David Eagleman’s home in Los Altos is bathed in golden light, the kind that slips through old Spanish-style windows and rests quietly on books, instruments, and carefully placed artifacts. When I arrived to photograph him in May 2024, I was struck not just by the beauty of the place, but by how completely it reflected its owner: timeless, thoughtful, slightly otherworldly. Eagleman himself greeted me with the open, effortless warmth of someone deeply at ease in both solitude and conversation. Our dialogue, ranging from neuroscience to the afterlife to deep time, felt like stepping into one of his books.
It’s not easy to describe what David Eagleman does without veering into overstatement. Neuroscientist, author, entrepreneur, futurist, he wears each role with fluency, but none capture the full scope of his curiosity. He’s one of those rare thinkers who seems to wake up every morning with the question: What else is possible? And then he goes out and builds a bridge toward it.
Eagleman’s scientific work centers on how the brain constructs reality, perceives time, and adapts through plasticity. He’s best known for exploring the ways we can extend human sensory experience, including through devices that translate sound into touch for the deaf, or enable new senses altogether, technology he’s helped develop through his company Neosensory. For Eagleman, the brain is not fixed, but liveware, a system continuously rewiring itself in response to the world.
But it’s not just science he traffics in. Eagleman is also a gifted storyteller.
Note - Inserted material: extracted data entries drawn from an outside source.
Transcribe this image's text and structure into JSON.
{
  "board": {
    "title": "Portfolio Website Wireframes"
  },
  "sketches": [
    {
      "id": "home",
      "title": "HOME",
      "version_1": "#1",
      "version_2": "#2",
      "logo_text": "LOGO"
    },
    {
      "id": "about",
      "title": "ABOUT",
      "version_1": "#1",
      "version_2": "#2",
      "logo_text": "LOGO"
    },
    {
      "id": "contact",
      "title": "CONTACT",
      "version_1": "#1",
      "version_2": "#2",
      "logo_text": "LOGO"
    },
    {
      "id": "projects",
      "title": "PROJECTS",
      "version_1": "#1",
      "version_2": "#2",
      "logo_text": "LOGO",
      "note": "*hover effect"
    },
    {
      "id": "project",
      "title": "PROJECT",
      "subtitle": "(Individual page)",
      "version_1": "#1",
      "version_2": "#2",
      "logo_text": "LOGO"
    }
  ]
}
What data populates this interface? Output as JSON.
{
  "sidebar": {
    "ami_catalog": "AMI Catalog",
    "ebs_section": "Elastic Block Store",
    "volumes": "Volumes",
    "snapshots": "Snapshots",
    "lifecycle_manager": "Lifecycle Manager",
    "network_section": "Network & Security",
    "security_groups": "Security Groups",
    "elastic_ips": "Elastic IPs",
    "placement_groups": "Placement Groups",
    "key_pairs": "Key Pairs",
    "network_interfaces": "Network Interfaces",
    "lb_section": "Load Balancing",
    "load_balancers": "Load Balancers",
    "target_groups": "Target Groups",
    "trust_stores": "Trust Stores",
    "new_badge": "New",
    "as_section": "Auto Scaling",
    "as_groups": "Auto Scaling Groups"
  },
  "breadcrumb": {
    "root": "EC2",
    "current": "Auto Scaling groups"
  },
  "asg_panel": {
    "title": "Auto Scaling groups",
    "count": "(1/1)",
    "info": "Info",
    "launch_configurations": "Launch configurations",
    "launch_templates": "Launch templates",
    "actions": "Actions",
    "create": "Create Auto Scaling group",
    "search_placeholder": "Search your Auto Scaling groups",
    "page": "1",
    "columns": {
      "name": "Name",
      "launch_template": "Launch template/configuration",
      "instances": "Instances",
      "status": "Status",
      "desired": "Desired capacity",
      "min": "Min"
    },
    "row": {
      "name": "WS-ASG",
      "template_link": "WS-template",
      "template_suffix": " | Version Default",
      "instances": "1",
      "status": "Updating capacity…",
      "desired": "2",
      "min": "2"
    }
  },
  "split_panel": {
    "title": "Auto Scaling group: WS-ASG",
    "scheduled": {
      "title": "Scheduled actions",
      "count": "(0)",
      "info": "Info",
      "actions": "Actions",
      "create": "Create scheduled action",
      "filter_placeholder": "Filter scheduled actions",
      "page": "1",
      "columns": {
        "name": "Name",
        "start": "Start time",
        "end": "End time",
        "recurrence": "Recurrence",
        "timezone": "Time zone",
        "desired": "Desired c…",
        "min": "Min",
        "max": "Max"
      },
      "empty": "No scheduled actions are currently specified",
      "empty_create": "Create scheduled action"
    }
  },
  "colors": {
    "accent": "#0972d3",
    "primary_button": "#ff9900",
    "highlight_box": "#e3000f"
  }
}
His 2009 book SUM: Forty Tales from the Afterlives is a slim volume that has quietly become a cult classic, a blend of science, fiction, and philosophy that reimagines death in forty radically different, often heartbreaking, often hilarious ways. One line stayed with me long after our conversation ended:
“Since we live in the heads of those who remember us, we lose control of our lives and become who they want us to be.”
That idea, of identity as a shifting echo in the minds of others, captures so much of what Eagleman wrestles with in his work. Memory, perception, selfhood, they are not constants, but stories under revision. In neuroscience, this has profound implications. In life, it’s poetry.
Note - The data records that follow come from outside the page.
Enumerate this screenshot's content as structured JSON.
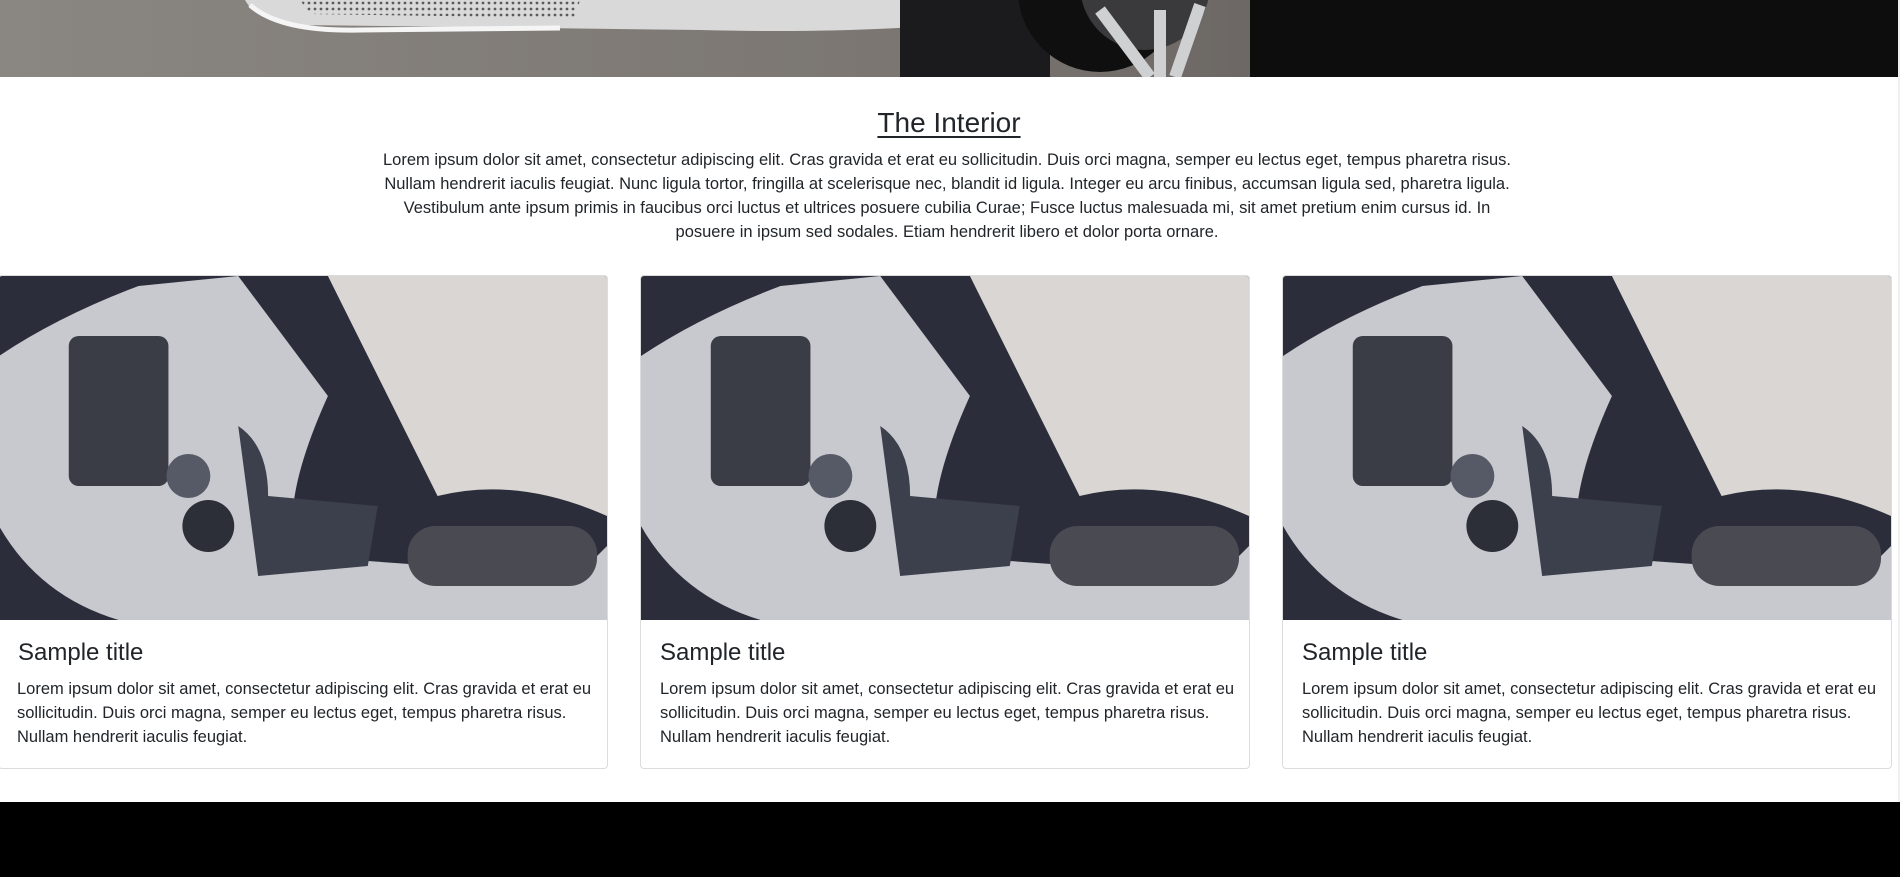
{
  "section": {
    "title": "The Interior",
    "paragraph": "Lorem ipsum dolor sit amet, consectetur adipiscing elit. Cras gravida et erat eu sollicitudin. Duis orci magna, semper eu lectus eget, tempus pharetra risus. Nullam hendrerit iaculis feugiat. Nunc ligula tortor, fringilla at scelerisque nec, blandit id ligula. Integer eu arcu finibus, accumsan ligula sed, pharetra ligula. Vestibulum ante ipsum primis in faucibus orci luctus et ultrices posuere cubilia Curae; Fusce luctus malesuada mi, sit amet pretium enim cursus id. In posuere in ipsum sed sodales. Etiam hendrerit libero et dolor porta ornare."
  },
  "cards": [
    {
      "title": "Sample title",
      "text": "Lorem ipsum dolor sit amet, consectetur adipiscing elit. Cras gravida et erat eu sollicitudin. Duis orci magna, semper eu lectus eget, tempus pharetra risus. Nullam hendrerit iaculis feugiat."
    },
    {
      "title": "Sample title",
      "text": "Lorem ipsum dolor sit amet, consectetur adipiscing elit. Cras gravida et erat eu sollicitudin. Duis orci magna, semper eu lectus eget, tempus pharetra risus. Nullam hendrerit iaculis feugiat."
    },
    {
      "title": "Sample title",
      "text": "Lorem ipsum dolor sit amet, consectetur adipiscing elit. Cras gravida et erat eu sollicitudin. Duis orci magna, semper eu lectus eget, tempus pharetra risus. Nullam hendrerit iaculis feugiat."
    }
  ],
  "colors": {
    "footer": "#000000",
    "card_border": "#dcdcdc",
    "text": "#212529"
  },
  "images": {
    "hero": "car-front-bumper-wheel-photo",
    "card": "car-interior-gear-shift-photo"
  }
}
Eagleman has also become something of a public intellectual, though he might bristle at the term. He’s hosted PBS series, spoken at TED, and written bestsellers like Incognito and Livewired, always walking that delicate line between depth and accessibility. His lectures often leave audiences blinking, as if they’ve just been shown the wiring under the floorboards of their own consciousness.
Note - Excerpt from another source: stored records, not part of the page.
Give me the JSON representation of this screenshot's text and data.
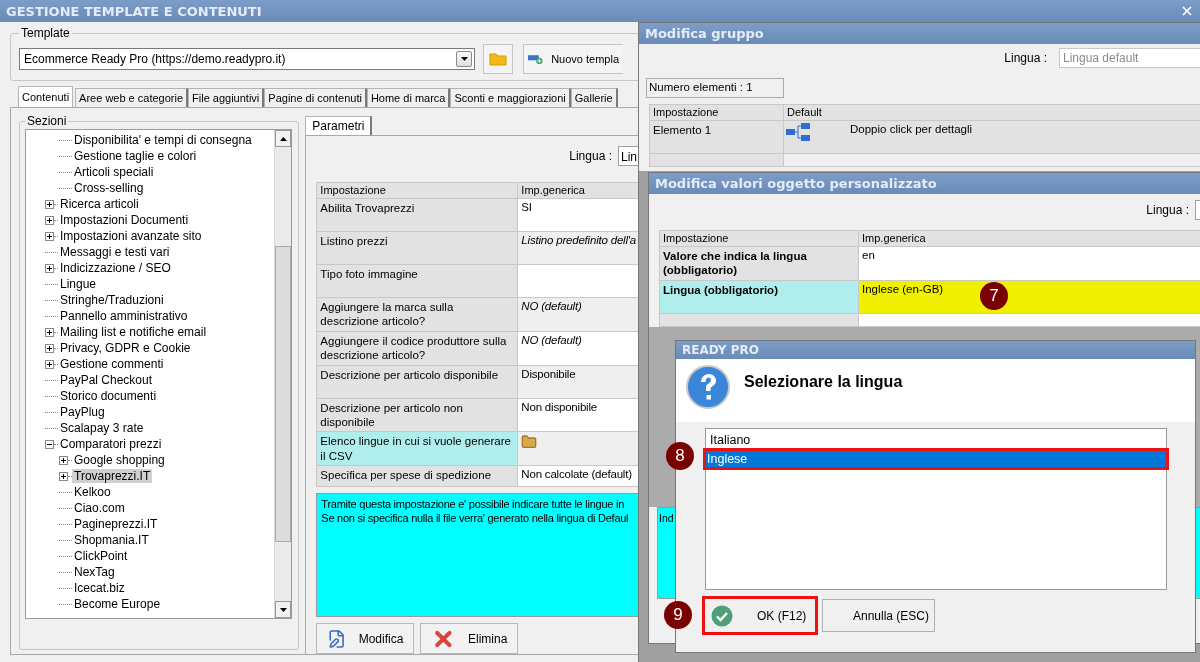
{
  "window": {
    "title": "GESTIONE TEMPLATE E CONTENUTI"
  },
  "template": {
    "label": "Template",
    "value": "Ecommerce Ready Pro (https://demo.readypro.it)",
    "new_button": "Nuovo templa"
  },
  "tabs": [
    {
      "label": "Contenuti",
      "selected": true
    },
    {
      "label": "Aree web e categorie",
      "selected": false
    },
    {
      "label": "File aggiuntivi",
      "selected": false
    },
    {
      "label": "Pagine di contenuti",
      "selected": false
    },
    {
      "label": "Home di marca",
      "selected": false
    },
    {
      "label": "Sconti e maggiorazioni",
      "selected": false
    },
    {
      "label": "Gallerie",
      "selected": false
    }
  ],
  "sections": {
    "title": "Sezioni",
    "tree": [
      {
        "children": [
          {
            "label": "Disponibilita' e tempi di consegna",
            "selected": false
          },
          {
            "label": "Gestione taglie e colori",
            "selected": false
          },
          {
            "label": "Articoli speciali",
            "selected": false
          },
          {
            "label": "Cross-selling",
            "selected": false
          }
        ]
      },
      {
        "label": "Ricerca articoli",
        "expanded": false,
        "selected": false
      },
      {
        "label": "Impostazioni Documenti",
        "expanded": false,
        "selected": false
      },
      {
        "label": "Impostazioni avanzate sito",
        "expanded": false,
        "selected": false
      },
      {
        "label": "Messaggi e testi vari",
        "selected": false
      },
      {
        "label": "Indicizzazione / SEO",
        "expanded": false,
        "selected": false
      },
      {
        "label": "Lingue",
        "selected": false
      },
      {
        "label": "Stringhe/Traduzioni",
        "selected": false
      },
      {
        "label": "Pannello amministrativo",
        "selected": false
      },
      {
        "label": "Mailing list e notifiche email",
        "expanded": false,
        "selected": false
      },
      {
        "label": "Privacy, GDPR e Cookie",
        "expanded": false,
        "selected": false
      },
      {
        "label": "Gestione commenti",
        "expanded": false,
        "selected": false
      },
      {
        "label": "PayPal Checkout",
        "selected": false
      },
      {
        "label": "Storico documenti",
        "selected": false
      },
      {
        "label": "PayPlug",
        "selected": false
      },
      {
        "label": "Scalapay 3 rate",
        "selected": false
      },
      {
        "label": "Comparatori prezzi",
        "expanded": true,
        "selected": false,
        "children": [
          {
            "label": "Google shopping",
            "expanded": false,
            "selected": false
          },
          {
            "label": "Trovaprezzi.IT",
            "expanded": false,
            "selected": true
          },
          {
            "label": "Kelkoo",
            "selected": false
          },
          {
            "label": "Ciao.com",
            "selected": false
          },
          {
            "label": "Pagineprezzi.IT",
            "selected": false
          },
          {
            "label": "Shopmania.IT",
            "selected": false
          },
          {
            "label": "ClickPoint",
            "selected": false
          },
          {
            "label": "NexTag",
            "selected": false
          },
          {
            "label": "Icecat.biz",
            "selected": false
          },
          {
            "label": "Become Europe",
            "selected": false
          }
        ]
      }
    ]
  },
  "parameters": {
    "tab": "Parametri",
    "language_label": "Lingua :",
    "language_value": "Lin",
    "columns": [
      "Impostazione",
      "Imp.generica"
    ],
    "rows": [
      {
        "label": "Abilita Trovaprezzi",
        "kind": "text",
        "value": "SI",
        "italic": false,
        "highlighted": false
      },
      {
        "label": "Listino prezzi",
        "kind": "text",
        "value": "Listino predefinito dell'a",
        "italic": true,
        "highlighted": false
      },
      {
        "label": "Tipo foto immagine",
        "kind": "empty",
        "highlighted": false
      },
      {
        "label": "Aggiungere la marca sulla descrizione articolo?",
        "kind": "text",
        "value": "NO (default)",
        "italic": true,
        "highlighted": false
      },
      {
        "label": "Aggiungere il codice produttore sulla descrizione articolo?",
        "kind": "text",
        "value": "NO (default)",
        "italic": true,
        "highlighted": false
      },
      {
        "label": "Descrizione per articolo disponibile",
        "kind": "text",
        "value": "Disponibile",
        "italic": false,
        "highlighted": false
      },
      {
        "label": "Descrizione per articolo non disponibile",
        "kind": "text",
        "value": "Non disponibile",
        "italic": false,
        "highlighted": false
      },
      {
        "label": "Elenco lingue in cui si vuole generare il CSV",
        "kind": "folder",
        "highlighted": true
      },
      {
        "label": "Specifica per spese di spedizione",
        "kind": "text",
        "value": "Non calcolate (default)",
        "italic": false,
        "highlighted": false
      }
    ],
    "description": [
      "Tramite questa impostazione e' possibile indicare tutte le lingue in",
      "Se non si specifica nulla il file verra' generato nella lingua di Defaul"
    ],
    "buttons": [
      {
        "label": "Modifica",
        "kind": "edit"
      },
      {
        "label": "Elimina",
        "kind": "delete"
      }
    ]
  },
  "group_window": {
    "title": "Modifica gruppo",
    "language_label": "Lingua :",
    "language_placeholder": "Lingua default",
    "count": "Numero elementi : 1",
    "columns": [
      "Impostazione",
      "Default"
    ],
    "rows": [
      {
        "label": "Elemento 1",
        "value": "Doppio click per dettagli"
      }
    ]
  },
  "object_window": {
    "title": "Modifica valori oggetto personalizzato",
    "language_label": "Lingua :",
    "columns": [
      "Impostazione",
      "Imp.generica"
    ],
    "rows": [
      {
        "label": "Valore che indica la lingua (obbligatorio)",
        "value": "en",
        "highlighted": false
      },
      {
        "label": "Lingua (obbligatorio)",
        "value": "Inglese (en-GB)",
        "highlighted": true,
        "badge": "7"
      }
    ],
    "description": "Ind"
  },
  "dialog": {
    "title": "READY PRO",
    "message": "Selezionare la lingua",
    "options": [
      {
        "label": "Italiano",
        "selected": false,
        "outlined": false
      },
      {
        "label": "Inglese",
        "selected": true,
        "outlined": true,
        "badge": "8"
      }
    ],
    "buttons": [
      {
        "label": "OK (F12)",
        "kind": "ok",
        "outlined": true,
        "badge": "9"
      },
      {
        "label": "Annulla (ESC)",
        "kind": "cancel",
        "outlined": false
      }
    ]
  }
}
He is also a thinker drawn to deep time. His affiliation with the Long Now Foundation, a group devoted to fostering long-term thinking, reflects his enduring fascination with what lasts. It’s easy to imagine Eagleman as a kind of cognitive archaeologist, brushing the dust off ancient circuits in the brain, while also designing blueprints for minds that don’t yet exist.
During our session, he moved between quiet intensity and bursts of boyish enthusiasm. He talked about synesthesia, the challenge of writing fiction after years of scientific precision, and the ways the brain compresses and expands time depending on context. At one point, we paused over coffee to watch a hummingbird hover just outside the window and mused that their sense of time must be wildly different from ours.
There’s something deeply human in Eagleman’s approach to science. For all the technology, the brain scans, the AI models, his work circles back again and again to what it means to be alive, and what it might mean to keep evolving.
He once wrote, “There is no afterlife that we know of, but we are living in many others’ minds, and that’s a form of immortality.” Standing in his home, camera in hand, I realized that this too is part of the project, to capture the flicker of a mind at work, to preserve a moment that might one day become memory, then myth.